Esses três questionamentos permitem ao/a telespectador/a perceber o não dito, ou seja, aquilo que em nenhum momento é enunciado no telejornal, mas é impresso no imaginário coletivo do/a telespectador/a, ou seja, a tal verdade. 

Quando apresentam sobre MANIFESTAÇÕES populares, e nessa lista estão os PROTESTOS de professores/as, estudantes, servidores/as públicos, moradores/as de comunidades e grupos sociais que reivindicam direitos, a grande imprensa tende a chama-los e aos desdobramentos deles decorrentes de CONFUSÃO, principalmente quando os que protestam revidam a violência cometida pelo Estado através da polícia.

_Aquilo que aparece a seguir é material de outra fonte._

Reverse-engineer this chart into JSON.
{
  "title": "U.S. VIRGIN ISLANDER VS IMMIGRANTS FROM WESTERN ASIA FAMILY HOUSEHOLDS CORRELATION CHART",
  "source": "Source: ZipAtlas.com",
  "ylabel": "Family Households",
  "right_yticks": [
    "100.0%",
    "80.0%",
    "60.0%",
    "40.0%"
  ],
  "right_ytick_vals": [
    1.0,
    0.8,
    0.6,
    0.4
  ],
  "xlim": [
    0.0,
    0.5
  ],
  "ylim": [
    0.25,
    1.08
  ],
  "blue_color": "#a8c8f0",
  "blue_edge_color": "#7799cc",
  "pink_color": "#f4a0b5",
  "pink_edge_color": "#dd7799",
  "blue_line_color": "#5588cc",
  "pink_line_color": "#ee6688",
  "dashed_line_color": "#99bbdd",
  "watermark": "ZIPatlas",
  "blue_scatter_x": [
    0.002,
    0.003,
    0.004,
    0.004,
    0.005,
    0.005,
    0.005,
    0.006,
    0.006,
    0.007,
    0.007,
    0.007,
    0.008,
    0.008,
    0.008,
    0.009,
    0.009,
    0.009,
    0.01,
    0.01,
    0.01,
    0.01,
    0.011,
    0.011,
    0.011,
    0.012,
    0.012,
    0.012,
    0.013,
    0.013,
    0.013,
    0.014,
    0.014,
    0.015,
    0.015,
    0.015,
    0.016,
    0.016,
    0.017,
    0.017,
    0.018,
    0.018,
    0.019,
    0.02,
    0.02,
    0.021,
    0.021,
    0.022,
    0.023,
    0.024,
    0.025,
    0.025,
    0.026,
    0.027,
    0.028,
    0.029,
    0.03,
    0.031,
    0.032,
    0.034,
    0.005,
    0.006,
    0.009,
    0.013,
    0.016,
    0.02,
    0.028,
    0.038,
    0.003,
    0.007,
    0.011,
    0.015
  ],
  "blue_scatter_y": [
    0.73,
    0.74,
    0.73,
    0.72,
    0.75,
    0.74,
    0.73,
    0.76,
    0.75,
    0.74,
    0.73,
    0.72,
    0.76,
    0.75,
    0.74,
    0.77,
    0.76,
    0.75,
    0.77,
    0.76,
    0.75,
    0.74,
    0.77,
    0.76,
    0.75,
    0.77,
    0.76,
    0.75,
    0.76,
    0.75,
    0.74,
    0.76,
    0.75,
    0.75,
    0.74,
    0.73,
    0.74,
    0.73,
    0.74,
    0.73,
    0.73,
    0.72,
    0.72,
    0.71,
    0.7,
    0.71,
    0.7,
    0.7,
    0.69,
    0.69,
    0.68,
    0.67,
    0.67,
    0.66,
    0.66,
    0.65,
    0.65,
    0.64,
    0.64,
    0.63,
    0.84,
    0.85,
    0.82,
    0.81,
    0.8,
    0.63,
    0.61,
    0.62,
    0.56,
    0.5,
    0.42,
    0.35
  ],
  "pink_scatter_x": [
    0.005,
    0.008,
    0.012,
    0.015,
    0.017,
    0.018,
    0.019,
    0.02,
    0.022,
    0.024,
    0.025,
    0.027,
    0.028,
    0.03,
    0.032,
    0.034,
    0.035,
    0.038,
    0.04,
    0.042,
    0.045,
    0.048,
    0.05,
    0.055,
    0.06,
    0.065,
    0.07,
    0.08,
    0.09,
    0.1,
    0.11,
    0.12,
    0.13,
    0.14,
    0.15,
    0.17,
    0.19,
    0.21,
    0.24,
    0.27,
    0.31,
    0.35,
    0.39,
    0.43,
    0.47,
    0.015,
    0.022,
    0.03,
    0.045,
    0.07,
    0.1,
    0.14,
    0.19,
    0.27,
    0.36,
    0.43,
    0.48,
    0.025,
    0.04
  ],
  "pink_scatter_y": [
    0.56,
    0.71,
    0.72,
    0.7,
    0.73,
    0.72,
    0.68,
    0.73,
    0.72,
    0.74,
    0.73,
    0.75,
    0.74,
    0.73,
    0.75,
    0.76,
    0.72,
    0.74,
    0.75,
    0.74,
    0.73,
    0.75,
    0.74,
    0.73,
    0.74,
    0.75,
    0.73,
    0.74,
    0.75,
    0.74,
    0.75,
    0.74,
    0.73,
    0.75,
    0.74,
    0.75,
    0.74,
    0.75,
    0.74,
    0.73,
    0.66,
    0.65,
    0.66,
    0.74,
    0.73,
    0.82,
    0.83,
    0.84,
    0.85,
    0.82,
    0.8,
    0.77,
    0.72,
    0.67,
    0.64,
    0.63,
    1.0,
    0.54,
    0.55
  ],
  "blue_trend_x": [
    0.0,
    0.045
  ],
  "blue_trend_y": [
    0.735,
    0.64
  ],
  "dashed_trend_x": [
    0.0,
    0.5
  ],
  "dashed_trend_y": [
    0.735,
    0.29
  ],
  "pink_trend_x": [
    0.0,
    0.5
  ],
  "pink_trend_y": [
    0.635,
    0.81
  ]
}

As MANIFESTAÇÕES populares e os PROTESTOS contra algo que fere a dignidade humana é um exercício de POLITIZAÇÃO. Só pessoas politizadas, conscientes dos seus direitos e deveres, ou seja, cidadãos de direito e fato são capazes de ir as ruas, protestar e reivindicar do Estado o que lhes são negados. Mas nem sempre a grande imprensa brasileira os concebe assim e produz um discurso desqualificante que criminalizam-nos.

Hoje 30 de dezembro de 2019, assisti a uma reportagem que tratou da aprovação da Reforma da Previdência dos Servidores/as Públicos Municipais da cidade de Campina Grande. O teor da matéria não foi a reforma da previdência municipal em si, mas a MANIFESTAÇÃO, PROTESTO organizado pelos servidores/as públicos municipais dessa cidade que ocuparam a Câmara Municipal por entenderem ser a tal reforma prejudicial as suas vidas futuras. Mas no discurso do telejornal os/as servidores/as promoveram uma CONFUSÃO. 

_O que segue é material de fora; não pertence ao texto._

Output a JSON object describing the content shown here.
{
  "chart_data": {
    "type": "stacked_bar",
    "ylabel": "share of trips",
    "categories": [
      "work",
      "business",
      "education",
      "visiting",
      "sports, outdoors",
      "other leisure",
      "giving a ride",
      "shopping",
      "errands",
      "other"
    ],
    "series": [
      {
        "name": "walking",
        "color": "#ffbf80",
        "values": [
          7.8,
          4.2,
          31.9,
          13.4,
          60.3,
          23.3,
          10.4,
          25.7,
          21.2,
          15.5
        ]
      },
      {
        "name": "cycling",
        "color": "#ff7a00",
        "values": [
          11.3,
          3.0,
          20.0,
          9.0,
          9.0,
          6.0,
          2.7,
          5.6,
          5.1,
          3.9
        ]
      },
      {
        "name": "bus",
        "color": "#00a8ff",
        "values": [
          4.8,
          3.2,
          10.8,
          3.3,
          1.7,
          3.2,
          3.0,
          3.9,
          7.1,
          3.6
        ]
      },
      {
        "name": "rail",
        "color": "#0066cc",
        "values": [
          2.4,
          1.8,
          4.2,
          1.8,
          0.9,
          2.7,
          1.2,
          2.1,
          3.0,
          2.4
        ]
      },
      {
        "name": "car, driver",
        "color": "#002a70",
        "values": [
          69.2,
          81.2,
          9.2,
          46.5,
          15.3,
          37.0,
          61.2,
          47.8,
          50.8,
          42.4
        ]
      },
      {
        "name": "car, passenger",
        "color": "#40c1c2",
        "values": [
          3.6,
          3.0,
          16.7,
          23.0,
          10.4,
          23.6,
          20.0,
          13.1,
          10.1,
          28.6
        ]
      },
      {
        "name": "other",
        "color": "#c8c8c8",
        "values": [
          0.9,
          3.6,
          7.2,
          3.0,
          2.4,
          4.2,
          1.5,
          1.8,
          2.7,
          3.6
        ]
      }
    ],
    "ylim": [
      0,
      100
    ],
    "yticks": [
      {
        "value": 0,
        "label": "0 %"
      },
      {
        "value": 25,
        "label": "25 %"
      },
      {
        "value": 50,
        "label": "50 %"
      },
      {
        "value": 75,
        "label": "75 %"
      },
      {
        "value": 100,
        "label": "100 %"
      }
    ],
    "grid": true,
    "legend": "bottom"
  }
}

Assim o direito político dos dos/as servidores/as de manifestar-se contra a aprovação de uma lei que os prejudicará; em poucos minutos, o discurso da imprensa transformou em CONFUSÃO. Na reportagem apresentada, a palavra mais enunciada fora CONFUSÃO, ao invés de POLITIZAÇÃO. Aqueles homens e mulheres que foram à Câmara Municipal de Campina Grande protestar só foram porque são politizados. Mas no discurso da grande imprensa foram criminalizados.

Assim o telejornal imprimiu no imaginário social dos paraibanos a representação de que toda pessoa que se manifesta e protesta contra os atos dos parlamentares que lhes são prejudiciais faz CONFUSÃO e não POLÍTIZAÇÃO. Cometem crime contra a ordem.

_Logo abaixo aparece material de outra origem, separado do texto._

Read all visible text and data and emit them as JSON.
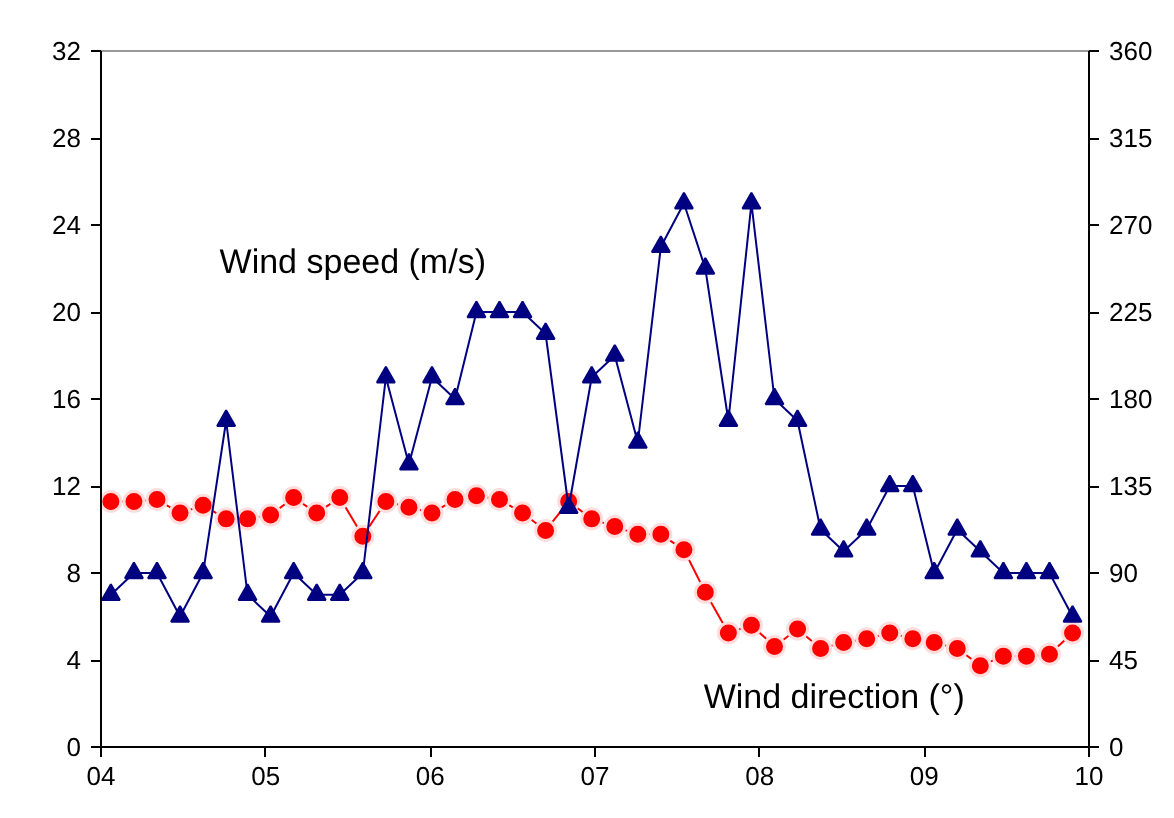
{
  "chart_data": {
    "type": "line",
    "x": [
      4.06,
      4.2,
      4.34,
      4.48,
      4.62,
      4.76,
      4.89,
      5.03,
      5.17,
      5.31,
      5.45,
      5.59,
      5.73,
      5.87,
      6.01,
      6.15,
      6.28,
      6.42,
      6.56,
      6.7,
      6.84,
      6.98,
      7.12,
      7.26,
      7.4,
      7.54,
      7.67,
      7.81,
      7.95,
      8.09,
      8.23,
      8.37,
      8.51,
      8.65,
      8.79,
      8.93,
      9.06,
      9.2,
      9.34,
      9.48,
      9.62,
      9.76,
      9.9
    ],
    "series": [
      {
        "name": "Wind speed (m/s)",
        "color": "#000080",
        "marker": "triangle",
        "values": [
          7,
          8,
          8,
          6,
          8,
          15,
          7,
          6,
          8,
          7,
          7,
          8,
          17,
          13,
          17,
          16,
          20,
          20,
          20,
          19,
          11,
          17,
          18,
          14,
          23,
          25,
          22,
          15,
          25,
          16,
          15,
          10,
          9,
          10,
          12,
          12,
          8,
          10,
          9,
          8,
          8,
          8,
          6
        ]
      },
      {
        "name": "Wind direction (°)",
        "color": "#ff0000",
        "marker": "circle",
        "axis": "y2",
        "values": [
          127,
          127,
          128,
          121,
          125,
          118,
          118,
          120,
          129,
          121,
          129,
          109,
          127,
          124,
          121,
          128,
          130,
          128,
          121,
          112,
          127,
          118,
          114,
          110,
          110,
          102,
          80,
          59,
          63,
          52,
          61,
          51,
          54,
          56,
          59,
          56,
          54,
          51,
          42,
          47,
          47,
          48,
          59
        ]
      }
    ],
    "xlim": [
      4,
      10
    ],
    "xticks": [
      {
        "value": 4,
        "label": "04"
      },
      {
        "value": 5,
        "label": "05"
      },
      {
        "value": 6,
        "label": "06"
      },
      {
        "value": 7,
        "label": "07"
      },
      {
        "value": 8,
        "label": "08"
      },
      {
        "value": 9,
        "label": "09"
      },
      {
        "value": 10,
        "label": "10"
      }
    ],
    "ylim": [
      0,
      32
    ],
    "yticks": [
      0,
      4,
      8,
      12,
      16,
      20,
      24,
      28,
      32
    ],
    "y2lim": [
      0,
      360
    ],
    "y2ticks": [
      0,
      45,
      90,
      135,
      180,
      225,
      270,
      315,
      360
    ],
    "grid": false,
    "line_style": "solid"
  }
}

O mesmo segmento da imprensa brasileira que produz um discurso que criminaliza os PROTESTOS, MANIFESTAÇÕES e a POLITIZAÇÃO dos/as brasileiros/as contra a reforma da previdência é o mesmo que trata o fato de os franceses, italianos e tantos outros europeus irem as ruas contra as reformas da previdência em seus países como PROTESTOS e MANIFESTAÇÕES POLITICAS.  

No Brasil MANIFESTAÇÃO e PROTESTO POPULAR, não rima com POLITIZAÇÃO, mas com CRIMINALIZAÇÃO.


Por Waldeci Ferreira Chagas -  Doutor em História pela UFPE - Atualmente professor do Departamento de História da UEPB - CAMPUS III - Guarabira.